Queer Fear at CMC: On an Incident in Stark Hall
By Lisette Espinosa | February 21, 2013 at 8:00 am | Opinion | 13 comments | |
I didn’t expect the hate—especially not in CMC’s Stark Hall.
It seemed as if someone had been specifically targeting the LGBT posters ever since they went up, ripping them and flipping them over so their contents weren’t visible. The other posters looked in good shape. On Friday, February 8, someone wrote an ignorant comment on a Spectrum poster depicting what appeared to be a male with red fingernails: “Your [sic] a man, act like it.”

“Your [sic] a man, act like it” is written on this Spectrum party poster.
Who would expect LGBT hate here at the Claremont Colleges? Most 5C students might agree that this occurrence is less unexpected at Claremont McKenna College.
While exploring online forums about CMC before admittance, I remember reading a thread about CMC being the least LGBT-friendly campus at the Claremont Colleges. However, I soon brushed it off when I “prospied” and my host mentioned a male friend’s latest guy crush.
Taking classes at the Keck Science Department and interacting with non-CMC students, I could see more active support of the queer community and gender-based issues from the other colleges, including more lectures, social events, and conversations about these topics. Of course, this does not mean CMC does not offer support for other social issues; we are just particularly deficient in LGBT support. The Athenaeum celebrates the “Spectrum of Leadership” by inviting speakers like Dan Savage and Tony Kushner, but is the student body as inviting?

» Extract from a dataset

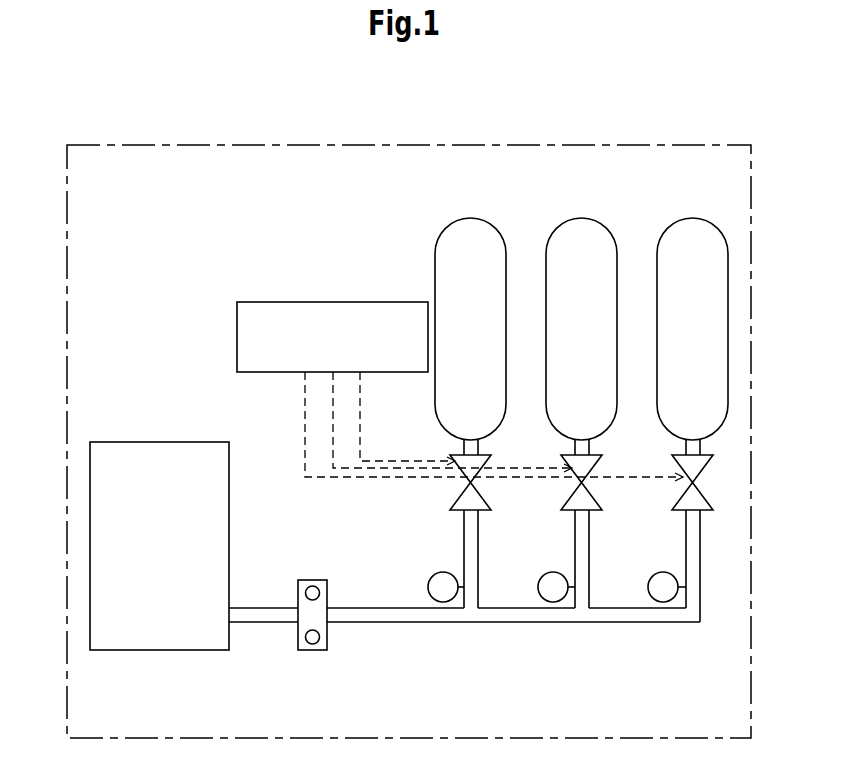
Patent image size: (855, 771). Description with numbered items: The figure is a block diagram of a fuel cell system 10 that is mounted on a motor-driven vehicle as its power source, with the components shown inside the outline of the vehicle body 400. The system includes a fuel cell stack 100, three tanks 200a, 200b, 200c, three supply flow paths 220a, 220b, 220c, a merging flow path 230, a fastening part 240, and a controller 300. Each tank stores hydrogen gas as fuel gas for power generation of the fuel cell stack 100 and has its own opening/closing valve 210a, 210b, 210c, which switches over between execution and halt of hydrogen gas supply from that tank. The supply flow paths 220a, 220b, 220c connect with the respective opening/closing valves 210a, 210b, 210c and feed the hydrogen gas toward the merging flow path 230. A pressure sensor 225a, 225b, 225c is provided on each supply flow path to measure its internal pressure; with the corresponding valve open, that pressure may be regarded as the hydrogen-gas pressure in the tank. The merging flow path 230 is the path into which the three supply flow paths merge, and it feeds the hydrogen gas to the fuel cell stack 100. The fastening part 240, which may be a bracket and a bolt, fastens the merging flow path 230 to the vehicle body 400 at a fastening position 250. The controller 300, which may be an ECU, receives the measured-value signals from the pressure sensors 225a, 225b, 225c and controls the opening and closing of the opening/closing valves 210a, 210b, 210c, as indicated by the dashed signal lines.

Claremont McKenna has only one not-so-large club, the Alliance for Queer Appreciation and Understanding (AQUA), that supports the campus’s LBGT community. The existence of off-campus 5C resources like the Queer Resource Center does not mean that the CMC campus is as supportive.
Is our community not supportive enough to deter unacceptable behavior like the vandalism of LGBT posters? While it is impossible to convince every person on this planet to stop spreading hate, we can seek to foster an environment in which no one will think this kind of thing is acceptable here at CMC.
The LGBT community in the U.S. has made significant headway, gaining the right to marry by popular vote in Maine, Maryland, and Washington this past election. But with progress comes backlash. There is staunch resistance against the gay community. There is hate. But at least on our campuses we can create an understanding home for our students.
I urge the CMC student body to support our LGBT community and AQUA by attending events and participating in Ally Week in April. Show these people that hate is not what CMC is about.
Viva CMC. Viva a supportive community.
AQUA meets Wednesdays at 7 p.m. in the Auen Hall lounge. There will be a Queer and Ally Social 1-4 p.m. in C-Hall this Saturday, February 22.